Wednesday, January 26, 2011

Chicken Picatta

This recipe is really delicious and surprisingly easy!  A definite crowd pleaser.  They will think you slaved for hours!

Chicken Picatta



4-5 Skinless and boneless chicken breasts, butterflied and cut in half
kosher salt and coarse ground pepper
flour for coating
6 tablespoons butter
5 tablespoons olive oil
1/3 cup fresh lemon juice
1/2 cup chicken stock
1/4 cup capers
1/3 cup fresh chopped parsley
1 lb pasta, cooked according to package

Season chicken with salt and pepper.  Coat with flour and shake of the excess.

In a large skillet over medium high heat melt 2 tablespoons butter with 3 tablespoons olive oil.  When butter and oil start to sizzle place 2 pieces of chicken into pan and cook for three minutes.  When chicken is browned, flip and cook for another 3 minutes.  Remove from pan and transfer to plate.

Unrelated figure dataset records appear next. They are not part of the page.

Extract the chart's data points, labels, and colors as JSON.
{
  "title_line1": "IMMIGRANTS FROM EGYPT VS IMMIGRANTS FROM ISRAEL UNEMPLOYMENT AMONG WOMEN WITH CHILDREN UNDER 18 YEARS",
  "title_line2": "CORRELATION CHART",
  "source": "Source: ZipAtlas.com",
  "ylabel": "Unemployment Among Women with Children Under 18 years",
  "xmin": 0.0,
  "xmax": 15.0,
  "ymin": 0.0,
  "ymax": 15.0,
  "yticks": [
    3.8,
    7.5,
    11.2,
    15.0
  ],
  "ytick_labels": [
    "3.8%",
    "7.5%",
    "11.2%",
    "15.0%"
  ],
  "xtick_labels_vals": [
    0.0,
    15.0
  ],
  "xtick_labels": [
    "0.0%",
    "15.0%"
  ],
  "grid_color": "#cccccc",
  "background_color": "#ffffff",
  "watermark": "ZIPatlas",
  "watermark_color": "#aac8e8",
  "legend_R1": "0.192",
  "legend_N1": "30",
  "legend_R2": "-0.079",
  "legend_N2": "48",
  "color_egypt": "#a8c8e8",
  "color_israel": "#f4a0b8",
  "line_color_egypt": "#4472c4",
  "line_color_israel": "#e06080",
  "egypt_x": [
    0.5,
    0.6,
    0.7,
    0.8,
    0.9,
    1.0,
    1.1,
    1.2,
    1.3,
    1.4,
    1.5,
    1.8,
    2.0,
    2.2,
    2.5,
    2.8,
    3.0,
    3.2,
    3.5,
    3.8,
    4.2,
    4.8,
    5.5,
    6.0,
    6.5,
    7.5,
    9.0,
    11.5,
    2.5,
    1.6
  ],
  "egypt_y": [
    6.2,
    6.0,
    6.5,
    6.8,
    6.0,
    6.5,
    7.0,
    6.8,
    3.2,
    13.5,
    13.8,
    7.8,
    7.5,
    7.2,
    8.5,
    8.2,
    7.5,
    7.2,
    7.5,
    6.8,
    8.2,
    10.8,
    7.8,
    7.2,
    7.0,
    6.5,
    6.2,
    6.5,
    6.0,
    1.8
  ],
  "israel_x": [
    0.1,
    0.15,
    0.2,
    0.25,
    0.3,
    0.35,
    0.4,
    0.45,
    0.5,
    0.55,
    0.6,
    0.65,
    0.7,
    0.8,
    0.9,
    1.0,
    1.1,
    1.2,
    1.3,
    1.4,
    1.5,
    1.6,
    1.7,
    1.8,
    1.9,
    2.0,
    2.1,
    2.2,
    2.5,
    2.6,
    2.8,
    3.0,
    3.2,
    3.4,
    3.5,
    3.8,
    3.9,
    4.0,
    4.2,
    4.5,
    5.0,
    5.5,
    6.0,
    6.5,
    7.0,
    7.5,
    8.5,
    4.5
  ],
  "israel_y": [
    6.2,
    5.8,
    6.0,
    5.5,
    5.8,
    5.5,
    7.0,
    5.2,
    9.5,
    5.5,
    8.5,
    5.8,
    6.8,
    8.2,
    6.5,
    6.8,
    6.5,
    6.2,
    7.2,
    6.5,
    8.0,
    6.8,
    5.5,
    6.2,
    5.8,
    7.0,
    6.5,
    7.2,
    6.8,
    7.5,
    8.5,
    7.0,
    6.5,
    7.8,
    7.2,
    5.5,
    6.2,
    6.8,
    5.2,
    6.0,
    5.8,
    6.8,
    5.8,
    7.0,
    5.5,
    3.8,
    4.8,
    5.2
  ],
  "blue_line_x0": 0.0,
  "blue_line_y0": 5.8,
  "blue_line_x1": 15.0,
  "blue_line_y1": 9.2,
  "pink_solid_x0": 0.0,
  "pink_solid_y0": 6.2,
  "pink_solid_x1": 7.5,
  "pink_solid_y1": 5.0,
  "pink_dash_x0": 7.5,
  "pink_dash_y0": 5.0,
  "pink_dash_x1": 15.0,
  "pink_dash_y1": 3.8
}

Melt 2 more tablespoons of butter and add another 2 tablespoons of olive oil.  Cook remaining chicken in same fashion.  Remove to plate.  Remove pan from heat.

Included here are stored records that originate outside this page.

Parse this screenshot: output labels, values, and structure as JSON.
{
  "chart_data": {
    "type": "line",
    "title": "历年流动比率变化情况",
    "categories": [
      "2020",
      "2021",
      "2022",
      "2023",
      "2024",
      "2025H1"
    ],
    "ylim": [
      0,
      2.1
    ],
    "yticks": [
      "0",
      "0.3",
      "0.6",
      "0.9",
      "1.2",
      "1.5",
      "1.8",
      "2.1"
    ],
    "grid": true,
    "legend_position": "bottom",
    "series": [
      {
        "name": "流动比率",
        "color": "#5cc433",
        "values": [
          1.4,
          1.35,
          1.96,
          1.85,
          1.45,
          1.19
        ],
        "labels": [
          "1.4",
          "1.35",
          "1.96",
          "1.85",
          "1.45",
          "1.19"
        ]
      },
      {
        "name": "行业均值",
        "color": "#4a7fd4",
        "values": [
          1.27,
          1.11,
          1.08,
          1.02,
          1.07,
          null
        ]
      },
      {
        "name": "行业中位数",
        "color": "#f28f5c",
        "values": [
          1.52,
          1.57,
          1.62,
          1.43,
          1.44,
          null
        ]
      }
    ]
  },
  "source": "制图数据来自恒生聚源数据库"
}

In pan add lemon juice, chicken stock, and capers.  Return to stove and bring to a boil, scraping up brown bits from pan.  Add salt and pepper if needed.  Return chicken to pan for 5 minutes until heated though.  Move chicken to platter.  Add remaining 2 tablespoons of butter to sauce and whisk vigorously.  Pour sauce over chicken and garnish with parsley.  Serve over pasta.